The Right Gaming Theory
A lot of people gripe about G/N/S theory (for those of you that don’t know, G/N/S stands for Gamerist, Narrationist, and Simulationalist), and I can partly understand that. I’ve read the original G/N/S essay and the accompanying 124 vital tie-ins that the Forge people said I had to read to get it, but after discussing it with Professor Curtis, I now feel it is a little too elementary for my tastes. Professor Curtis, when he isn’t busy these days working through Philosophy 102 (I guess that’s why he’s the prof and not me, huh?) has a different classification theory for games that I feel works a bit better:
Correctism: Playing the correct games correctly; i.e. exploring deep social and moral themes, self-publishing games, ensuring said games are profound enough. Games in this category: Professor Curtis’ games (inclusive), occasional Forge games.
Pseudo-Correctism: Playing games that are almost correct, but feature some form of combat or don’t explore social themes and issues deeply enough or sacrifice profundity for entertainment. Games in this category:
Wrongist: Playing games that are the correct games incorrectly. Examples: having fun killing people in Dogs in the Vineyard, playing or translating Nobilis in plain English.

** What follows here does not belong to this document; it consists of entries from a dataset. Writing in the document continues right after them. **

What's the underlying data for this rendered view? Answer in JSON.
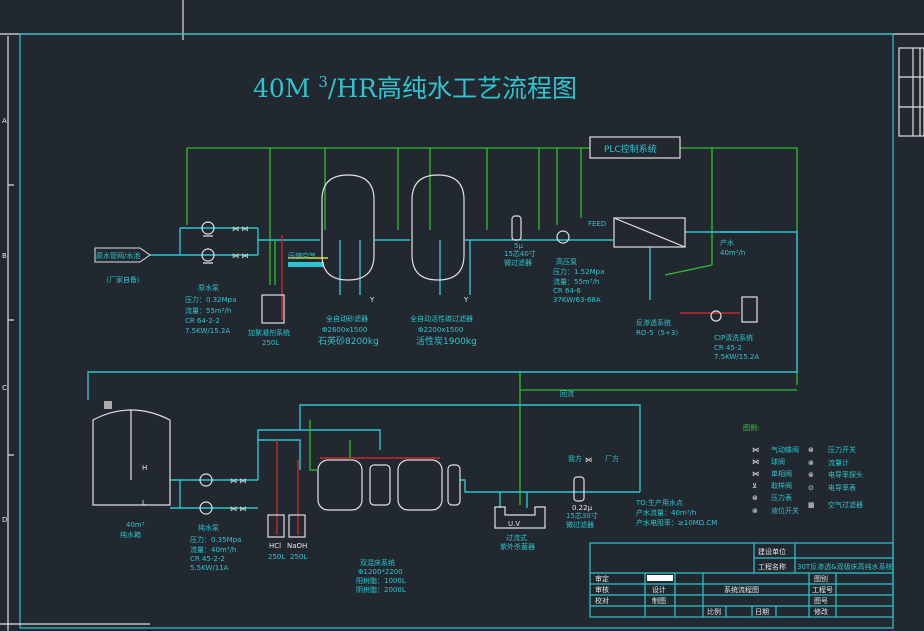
{
  "title": {
    "main": "40M ",
    "sup": "3",
    "rest": "/HR高纯水工艺流程图"
  },
  "ruler": {
    "rows": [
      "A",
      "B",
      "C",
      "D"
    ]
  },
  "plc": {
    "label": "PLC控制系统"
  },
  "raw_water": {
    "source": "原水管网/水池",
    "note": "（厂家自备）",
    "pump": {
      "name": "原水泵",
      "pressure": "压力：0.32Mpa",
      "flow": "流量：55m³/h",
      "model": "CR 64-2-2",
      "power": "7.5KW/15.2A"
    }
  },
  "dosing": {
    "name": "加絮凝剂系统",
    "volume": "250L",
    "air_label": "压缩空气"
  },
  "sand_filter": {
    "name": "全自动砂滤器",
    "size": "Φ2600x1500",
    "media": "石英砂8200kg"
  },
  "carbon_filter": {
    "name": "全自动活性碳过滤器",
    "size": "Φ2200x1500",
    "media": "活性炭1900kg"
  },
  "micro_filter_1": {
    "spec": "5μ",
    "name1": "15芯40寸",
    "name2": "微过滤器"
  },
  "hp_pump": {
    "name": "高压泵",
    "pressure": "压力：1.52Mpa",
    "flow": "流量：55m³/h",
    "model": "CR 64-6",
    "power": "37KW/63-68A"
  },
  "ro": {
    "feed": "FEED",
    "name": "反渗透系统",
    "model": "RO-5（5+3）"
  },
  "product": {
    "label": "产水",
    "flow": "40m³/h"
  },
  "cip": {
    "name": "CIP清洗系统",
    "model": "CR 45-2",
    "power": "7.5KW/15.2A"
  },
  "return_label": "回流",
  "tank": {
    "volume": "40m³",
    "name": "纯水箱",
    "high": "H",
    "low": "L"
  },
  "pure_pump": {
    "name": "纯水泵",
    "pressure": "压力：0.35Mpa",
    "flow": "流量：40m³/h",
    "model": "CR 45-2-2",
    "power": "5.5KW/11A"
  },
  "acid": {
    "name": "HCl",
    "volume": "250L"
  },
  "base": {
    "name": "NaOH",
    "volume": "250L"
  },
  "mixed_bed": {
    "name": "双混床系统",
    "size": "Φ1200*2200",
    "cation": "阳树脂：1000L",
    "anion": "阴树脂：2000L"
  },
  "uv": {
    "label": "U.V",
    "name1": "过流式",
    "name2": "紫外杀菌器"
  },
  "micro_filter_2": {
    "spec": "0.22μ",
    "name1": "15芯30寸",
    "name2": "微过滤器"
  },
  "split": {
    "left": "我方",
    "right": "厂方"
  },
  "output": {
    "to": "TO:生产用水点",
    "flow": "产水流量：40m³/h",
    "resistivity": "产水电阻率：≥10MΩ.CM"
  },
  "legend": {
    "title": "图例:",
    "items": [
      {
        "icon": "pneumatic-butterfly-valve",
        "label": "气动蝶阀"
      },
      {
        "icon": "ball-valve",
        "label": "球阀"
      },
      {
        "icon": "check-valve",
        "label": "单相阀"
      },
      {
        "icon": "sampling-valve",
        "label": "取样阀"
      },
      {
        "icon": "pressure-gauge",
        "label": "压力表"
      },
      {
        "icon": "level-switch",
        "label": "液位开关"
      },
      {
        "icon": "pressure-switch",
        "label": "压力开关"
      },
      {
        "icon": "flow-meter",
        "label": "流量计"
      },
      {
        "icon": "conductivity-probe",
        "label": "电导率探头"
      },
      {
        "icon": "conductivity-meter",
        "label": "电导率表"
      },
      {
        "icon": "air-filter",
        "label": "空气过滤器"
      }
    ]
  },
  "title_block": {
    "client": "建设单位",
    "project": "工程名称",
    "project_value": "30T反渗透&双级床高纯水系统",
    "approve": "审定",
    "review": "审核",
    "check": "校对",
    "design": "设计",
    "draw": "制图",
    "drawing_name": "系统流程图",
    "category": "图别",
    "project_no": "工程号",
    "drawing_no": "图号",
    "scale": "比例",
    "date": "日期",
    "revision": "修改"
  },
  "colors": {
    "background": "#212830",
    "pipe": "#2fc4cf",
    "control": "#2ec02e",
    "chemical": "#c8282a",
    "equipment": "#e0e0e0"
  }
}
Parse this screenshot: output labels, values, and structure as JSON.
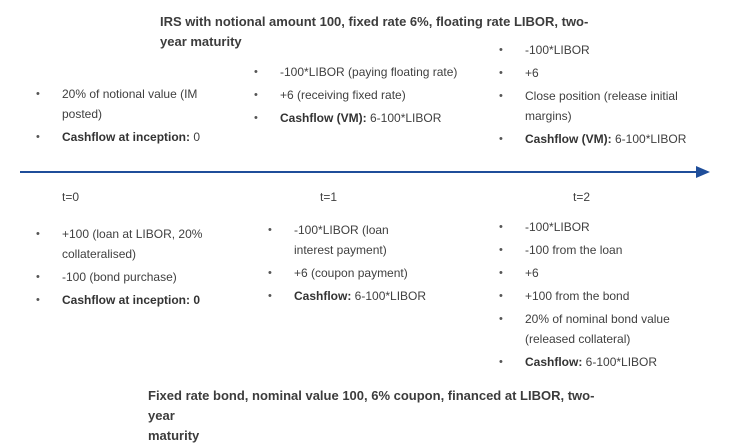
{
  "top_title_line1": "IRS with notional amount 100, fixed rate 6%, floating rate LIBOR, two-",
  "top_title_line2": "year maturity",
  "bottom_title_line1": "Fixed rate bond, nominal value 100, 6% coupon, financed at LIBOR, two-year",
  "bottom_title_line2": "maturity",
  "bullet_glyph": "•",
  "time_labels": [
    "t=0",
    "t=1",
    "t=2"
  ],
  "irs": {
    "t0": {
      "items": [
        {
          "line1": "20% of notional value  (IM",
          "line2": "posted)"
        }
      ],
      "cashflow_label": "Cashflow at inception:",
      "cashflow_value": " 0"
    },
    "t1": {
      "items": [
        {
          "line1": "-100*LIBOR (paying floating rate)"
        },
        {
          "line1": "+6 (receiving fixed rate)"
        }
      ],
      "cashflow_label": "Cashflow (VM):",
      "cashflow_value": " 6-100*LIBOR"
    },
    "t2": {
      "items": [
        {
          "line1": "-100*LIBOR"
        },
        {
          "line1": "+6"
        },
        {
          "line1": "Close position (release initial",
          "line2": "margins)"
        }
      ],
      "cashflow_label": "Cashflow (VM):",
      "cashflow_value": " 6-100*LIBOR"
    }
  },
  "bond": {
    "t0": {
      "items": [
        {
          "line1": "+100 (loan at LIBOR, 20%",
          "line2": "collateralised)"
        },
        {
          "line1": "-100 (bond purchase)"
        }
      ],
      "cashflow_label": "Cashflow at inception: 0",
      "cashflow_value": ""
    },
    "t1": {
      "items": [
        {
          "line1": "-100*LIBOR (loan",
          "line2": "interest payment)"
        },
        {
          "line1": "+6 (coupon payment)"
        }
      ],
      "cashflow_label": "Cashflow:",
      "cashflow_value": " 6-100*LIBOR"
    },
    "t2": {
      "items": [
        {
          "line1": "-100*LIBOR"
        },
        {
          "line1": "-100 from the loan"
        },
        {
          "line1": "+6"
        },
        {
          "line1": "+100 from the bond"
        },
        {
          "line1": "20% of nominal bond value",
          "line2": "(released collateral)"
        }
      ],
      "cashflow_label": "Cashflow:",
      "cashflow_value": " 6-100*LIBOR"
    }
  },
  "colors": {
    "timeline": "#1f4e9a",
    "text": "#404040"
  }
}
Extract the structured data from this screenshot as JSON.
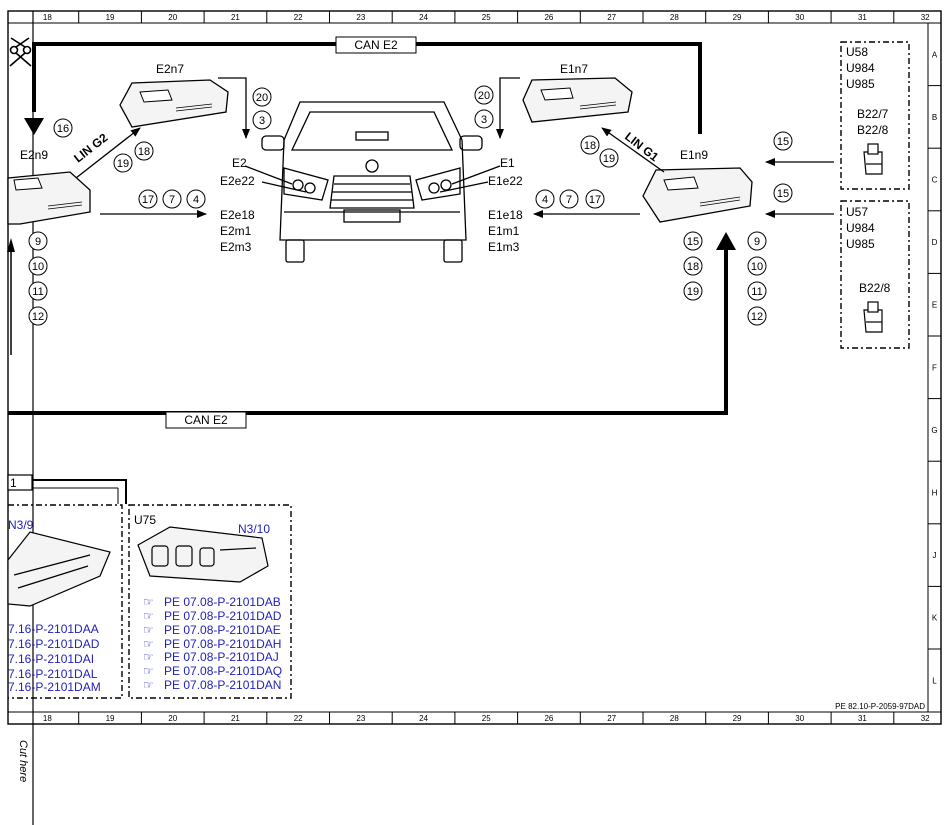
{
  "grid": {
    "columns": [
      "18",
      "19",
      "20",
      "21",
      "22",
      "23",
      "24",
      "25",
      "26",
      "27",
      "28",
      "29",
      "30",
      "31",
      "32"
    ],
    "rows": [
      "A",
      "B",
      "C",
      "D",
      "E",
      "F",
      "G",
      "H",
      "J",
      "K",
      "L"
    ]
  },
  "bus": {
    "top": "CAN E2",
    "bottom": "CAN E2",
    "box_partial": "1"
  },
  "links": {
    "left": "LIN G2",
    "right": "LIN G1"
  },
  "modules": {
    "e2n7": "E2n7",
    "e1n7": "E1n7",
    "e2n9": "E2n9",
    "e1n9": "E1n9"
  },
  "lamps": {
    "left_top": [
      "E2",
      "E2e22"
    ],
    "left_bottom": [
      "E2e18",
      "E2m1",
      "E2m3"
    ],
    "right_top": [
      "E1",
      "E1e22"
    ],
    "right_bottom": [
      "E1e18",
      "E1m1",
      "E1m3"
    ]
  },
  "circles": {
    "c16": "16",
    "c19a": "19",
    "c18a": "18",
    "c20a": "20",
    "c3a": "3",
    "c17a": "17",
    "c7a": "7",
    "c4a": "4",
    "c9a": "9",
    "c10a": "10",
    "c11a": "11",
    "c12a": "12",
    "c20b": "20",
    "c3b": "3",
    "c18b": "18",
    "c19b": "19",
    "c4b": "4",
    "c7b": "7",
    "c17b": "17",
    "c15a": "15",
    "c18c": "18",
    "c19c": "19",
    "c9b": "9",
    "c10b": "10",
    "c11b": "11",
    "c12b": "12",
    "c15b": "15",
    "c15c": "15"
  },
  "variants_top": {
    "codes": [
      "U58",
      "U984",
      "U985"
    ],
    "connectors": [
      "B22/7",
      "B22/8"
    ]
  },
  "variants_bottom": {
    "codes": [
      "U57",
      "U984",
      "U985"
    ],
    "connectors": [
      "B22/8"
    ]
  },
  "ecu_left": {
    "label": "N3/9",
    "refs": [
      "7.16-P-2101DAA",
      "7.16-P-2101DAD",
      "7.16-P-2101DAI",
      "7.16-P-2101DAL",
      "7.16-P-2101DAM"
    ]
  },
  "ecu_right": {
    "code": "U75",
    "label": "N3/10",
    "refs": [
      "PE 07.08-P-2101DAB",
      "PE 07.08-P-2101DAD",
      "PE 07.08-P-2101DAE",
      "PE 07.08-P-2101DAH",
      "PE 07.08-P-2101DAJ",
      "PE 07.08-P-2101DAQ",
      "PE 07.08-P-2101DAN"
    ]
  },
  "doc_ref": "PE 82.10-P-2059-97DAD",
  "cut_here": "Cut here",
  "colors": {
    "ink": "#000000",
    "link_blue": "#2222bb",
    "module_fill": "#f4f4f4"
  }
}
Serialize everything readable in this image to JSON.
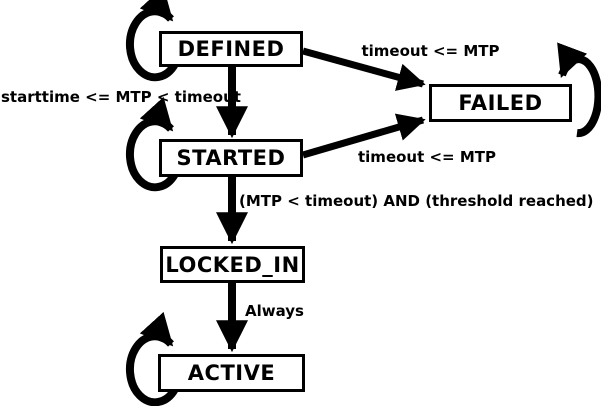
{
  "diagram": {
    "type": "state-machine",
    "background": "#ffffff",
    "foreground": "#000000",
    "states": [
      {
        "id": "defined",
        "label": "DEFINED",
        "has_self_loop": true
      },
      {
        "id": "started",
        "label": "STARTED",
        "has_self_loop": true
      },
      {
        "id": "failed",
        "label": "FAILED",
        "has_self_loop": true
      },
      {
        "id": "locked_in",
        "label": "LOCKED_IN",
        "has_self_loop": false
      },
      {
        "id": "active",
        "label": "ACTIVE",
        "has_self_loop": true
      }
    ],
    "transitions": [
      {
        "from": "DEFINED",
        "to": "STARTED",
        "label": "starttime <= MTP < timeout"
      },
      {
        "from": "DEFINED",
        "to": "FAILED",
        "label": "timeout <= MTP"
      },
      {
        "from": "STARTED",
        "to": "FAILED",
        "label": "timeout <= MTP"
      },
      {
        "from": "STARTED",
        "to": "LOCKED_IN",
        "label": "(MTP < timeout) AND (threshold reached)"
      },
      {
        "from": "LOCKED_IN",
        "to": "ACTIVE",
        "label": "Always"
      },
      {
        "from": "DEFINED",
        "to": "DEFINED",
        "label": ""
      },
      {
        "from": "STARTED",
        "to": "STARTED",
        "label": ""
      },
      {
        "from": "FAILED",
        "to": "FAILED",
        "label": ""
      },
      {
        "from": "ACTIVE",
        "to": "ACTIVE",
        "label": ""
      }
    ]
  }
}
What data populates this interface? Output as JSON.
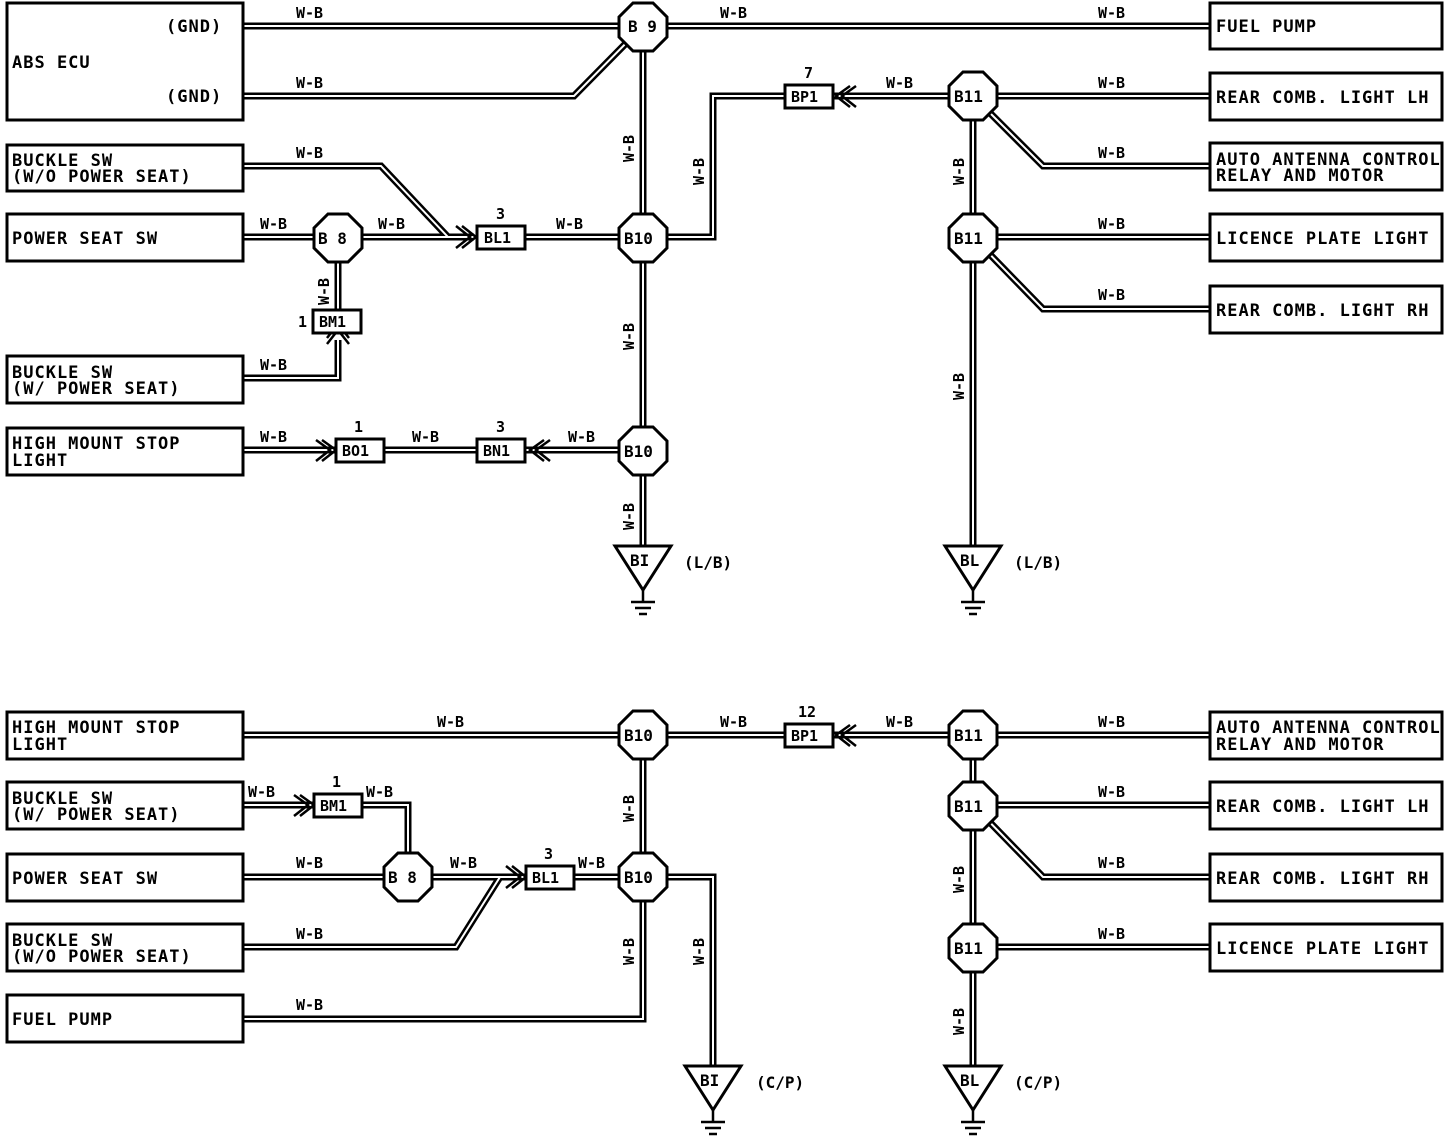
{
  "wire_color": "W-B",
  "top": {
    "abs_ecu": "ABS ECU",
    "gnd_upper": "(GND)",
    "gnd_lower": "(GND)",
    "buckle_wo_line1": "BUCKLE SW",
    "buckle_wo_line2": "(W/O POWER SEAT)",
    "power_seat": "POWER SEAT SW",
    "buckle_w_line1": "BUCKLE SW",
    "buckle_w_line2": "(W/ POWER SEAT)",
    "hmsl_line1": "HIGH MOUNT STOP",
    "hmsl_line2": "LIGHT",
    "fuel_pump": "FUEL PUMP",
    "rear_lh": "REAR COMB. LIGHT LH",
    "antenna_line1": "AUTO ANTENNA CONTROL",
    "antenna_line2": "RELAY AND MOTOR",
    "licence": "LICENCE PLATE LIGHT",
    "rear_rh": "REAR COMB. LIGHT RH",
    "j_b9": "B 9",
    "j_b8": "B 8",
    "j_b10a": "B10",
    "j_b10b": "B10",
    "j_b11a": "B11",
    "j_b11b": "B11",
    "c_bl1": "BL1",
    "c_bl1_pin": "3",
    "c_bm1": "BM1",
    "c_bm1_pin": "1",
    "c_bo1": "BO1",
    "c_bo1_pin": "1",
    "c_bn1": "BN1",
    "c_bn1_pin": "3",
    "c_bp1": "BP1",
    "c_bp1_pin": "7",
    "g1": "BI",
    "g1_note": "(L/B)",
    "g2": "BL",
    "g2_note": "(L/B)"
  },
  "bottom": {
    "hmsl_line1": "HIGH MOUNT STOP",
    "hmsl_line2": "LIGHT",
    "buckle_w_line1": "BUCKLE SW",
    "buckle_w_line2": "(W/ POWER SEAT)",
    "power_seat": "POWER SEAT SW",
    "buckle_wo_line1": "BUCKLE SW",
    "buckle_wo_line2": "(W/O POWER SEAT)",
    "fuel_pump": "FUEL PUMP",
    "antenna_line1": "AUTO ANTENNA CONTROL",
    "antenna_line2": "RELAY AND MOTOR",
    "rear_lh": "REAR COMB. LIGHT LH",
    "rear_rh": "REAR COMB. LIGHT RH",
    "licence": "LICENCE PLATE LIGHT",
    "j_b10a": "B10",
    "j_b10b": "B10",
    "j_b8": "B 8",
    "j_b11a": "B11",
    "j_b11b": "B11",
    "j_b11c": "B11",
    "c_bm1": "BM1",
    "c_bm1_pin": "1",
    "c_bl1": "BL1",
    "c_bl1_pin": "3",
    "c_bp1": "BP1",
    "c_bp1_pin": "12",
    "g1": "BI",
    "g1_note": "(C/P)",
    "g2": "BL",
    "g2_note": "(C/P)"
  }
}
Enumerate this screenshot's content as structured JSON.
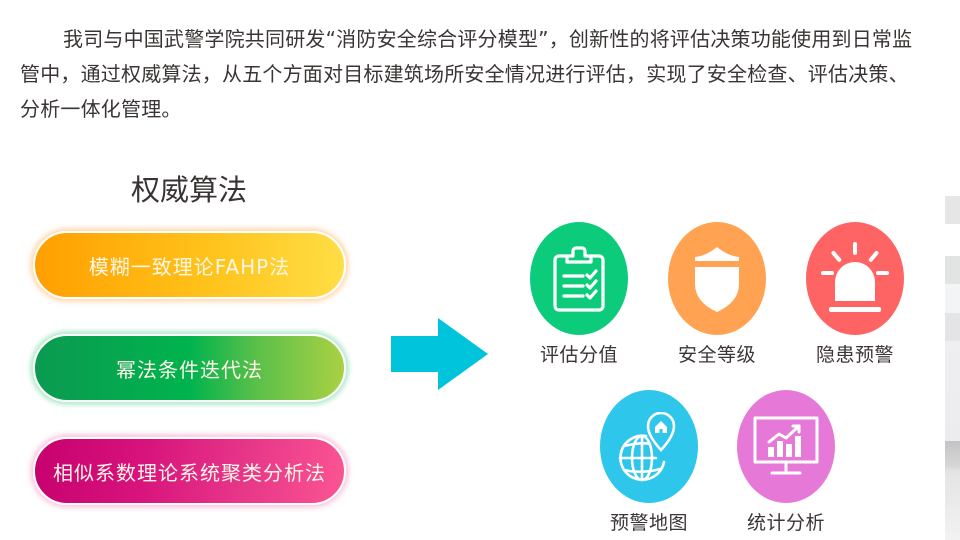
{
  "intro": {
    "text": "我司与中国武警学院共同研发“消防安全综合评分模型”，创新性的将评估决策功能使用到日常监管中，通过权威算法，从五个方面对目标建筑场所安全情况进行评估，实现了安全检查、评估决策、分析一体化管理。"
  },
  "algorithms": {
    "title": "权威算法",
    "items": [
      {
        "label": "模糊一致理论FAHP法",
        "gradient": [
          "#ff9f00",
          "#ffde45"
        ]
      },
      {
        "label": "幂法条件迭代法",
        "gradient": [
          "#0b9a50",
          "#a9d143"
        ]
      },
      {
        "label": "相似系数理论系统聚类分析法",
        "gradient": [
          "#c6006e",
          "#fb5592"
        ]
      }
    ]
  },
  "arrow": {
    "icon": "arrow-right-icon",
    "color": "#00c3dc"
  },
  "features": [
    {
      "label": "评估分值",
      "icon": "clipboard-checklist-icon",
      "color": "#0ccc7b"
    },
    {
      "label": "安全等级",
      "icon": "shield-icon",
      "color": "#ffa352"
    },
    {
      "label": "隐患预警",
      "icon": "alarm-beacon-icon",
      "color": "#ff6464"
    },
    {
      "label": "预警地图",
      "icon": "globe-location-pin-icon",
      "color": "#2ec6ea"
    },
    {
      "label": "统计分析",
      "icon": "monitor-chart-icon",
      "color": "#e679d8"
    }
  ]
}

Bankruptism: Playing games that lead to emotional and/or mental bankruptcy, or discourage people from enjoying more artistically important RPGs. Examples: Anything from Wizards of the Coast, Palladium, Steve Jackson Games, White Wolf (except Exalted, of course), and Hackmaster (which I hate to even be associated with by typing its name out).
Now, any game you play can be defined in those terms, and if you can’t do so, you’re likely doing something wrong.